今週は根室での研修をしました。根室は人口約2.8万人の港町です。

日本の中でも根室は医療過疎の進んだ地域です。数年前に根室の医療の砦である市立根室病院から医者が一斉になくなったこともあり現在でも夜間外来診療はやっていません。救急車を呼ぶほどではないが受診したい時は市立病院に電話相談をするそうです。
そのような過疎地域での救急医療について知るために、まずは初日に救急車同乗実習を行いました。
市立根室病院は2次救急ですので手に負えない患者は病態に応じてDrヘリや救急車で釧路市立病院などに搬送するそうですが釧路市立病院までの100km以上ある道のりを救急車で行く時はヒヤヒヤするそうです。この前、途中で脳出血で亡くなった人もいたとか。
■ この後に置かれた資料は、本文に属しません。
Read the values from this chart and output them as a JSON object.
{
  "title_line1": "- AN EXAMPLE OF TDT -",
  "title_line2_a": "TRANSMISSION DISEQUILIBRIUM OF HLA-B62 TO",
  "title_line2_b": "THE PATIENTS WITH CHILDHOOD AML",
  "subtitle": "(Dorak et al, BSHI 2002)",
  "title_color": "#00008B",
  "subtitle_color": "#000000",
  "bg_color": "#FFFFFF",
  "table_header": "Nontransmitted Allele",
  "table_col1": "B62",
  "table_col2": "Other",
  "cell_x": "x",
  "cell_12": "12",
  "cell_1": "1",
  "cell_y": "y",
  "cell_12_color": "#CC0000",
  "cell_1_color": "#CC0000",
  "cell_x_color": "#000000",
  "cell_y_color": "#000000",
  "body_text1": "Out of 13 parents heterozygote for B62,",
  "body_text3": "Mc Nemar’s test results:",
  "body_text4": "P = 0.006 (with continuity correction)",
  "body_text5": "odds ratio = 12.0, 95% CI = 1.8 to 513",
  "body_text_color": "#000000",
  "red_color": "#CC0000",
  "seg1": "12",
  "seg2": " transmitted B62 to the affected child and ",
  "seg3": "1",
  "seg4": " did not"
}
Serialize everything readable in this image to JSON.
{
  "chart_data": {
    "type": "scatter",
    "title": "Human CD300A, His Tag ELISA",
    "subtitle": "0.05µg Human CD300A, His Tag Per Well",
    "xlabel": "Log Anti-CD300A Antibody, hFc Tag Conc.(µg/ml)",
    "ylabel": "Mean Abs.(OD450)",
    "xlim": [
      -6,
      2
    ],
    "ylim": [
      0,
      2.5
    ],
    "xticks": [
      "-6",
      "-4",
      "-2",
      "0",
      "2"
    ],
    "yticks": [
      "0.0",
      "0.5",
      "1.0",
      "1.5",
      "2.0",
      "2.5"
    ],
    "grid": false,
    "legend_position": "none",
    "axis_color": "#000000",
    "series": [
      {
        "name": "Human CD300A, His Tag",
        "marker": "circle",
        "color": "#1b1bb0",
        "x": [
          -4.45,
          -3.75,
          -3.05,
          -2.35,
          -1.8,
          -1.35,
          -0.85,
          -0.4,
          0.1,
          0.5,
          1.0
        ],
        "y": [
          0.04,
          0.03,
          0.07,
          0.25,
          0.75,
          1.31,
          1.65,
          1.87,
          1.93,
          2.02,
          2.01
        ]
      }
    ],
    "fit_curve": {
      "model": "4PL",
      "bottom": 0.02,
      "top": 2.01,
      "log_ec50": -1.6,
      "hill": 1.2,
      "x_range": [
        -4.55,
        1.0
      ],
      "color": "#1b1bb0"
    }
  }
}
基本的に90%以上の患者が市立根室病院に搬送されるようで、断られることはほぼありえないそうです。市立根室頑張ってます。
二日目からは勤医協ねむろ医院での研修を行いました。初めての救急外来ではない外来を経験させてもらいました。
普段とは違う設定で、血圧・糖尿病・脂質異常症の管理中の方の定期受診が多かったので戸惑いましたが、ベテラン看護師さんたちのお陰で楽しく診療を行うことができました。
どこで働くにしても、誰を見ても、まずは医者として医学的な知識は必須だとしみじみ感じました。
特に生活習慣病などの知識・治療に関するエビデンスなど本当に知識のなさを感じました。これから身につけていきたいです。
それから以前根室市は、在宅の看取りが出来ないところだったようです。
在宅管理の方が亡くなった時は救急車を呼んで、心臓マッサージされながら病院まで行っていたようです。救急隊員は死体を乗せられないので、あくまで心肺停止状態として心臓マッサージをしないとイケないそうです。何とかならないかと、ねむろ医院とねむろ市立病院の先生たちで話し合って現在は在宅の看取りをできるようになったそうです。
自分が根室に行く前に持っていたイメージとして、田舎では地域医療が進んでいそう・在宅頑張っていそう、と勝手に想像していました。
しかし、やはり医療過疎の現場では地域医療を担う医療資源も足りない現実があることも知りました。資源が豊富な都会の地域医療とは違って田舎では他職種連携が本当に力を発揮するのではないかと感じました。こういうわけで地域研修を楽しくやらせていただいております。田辺先生を始め、ねむろ医院の方々には大変お世話になりました。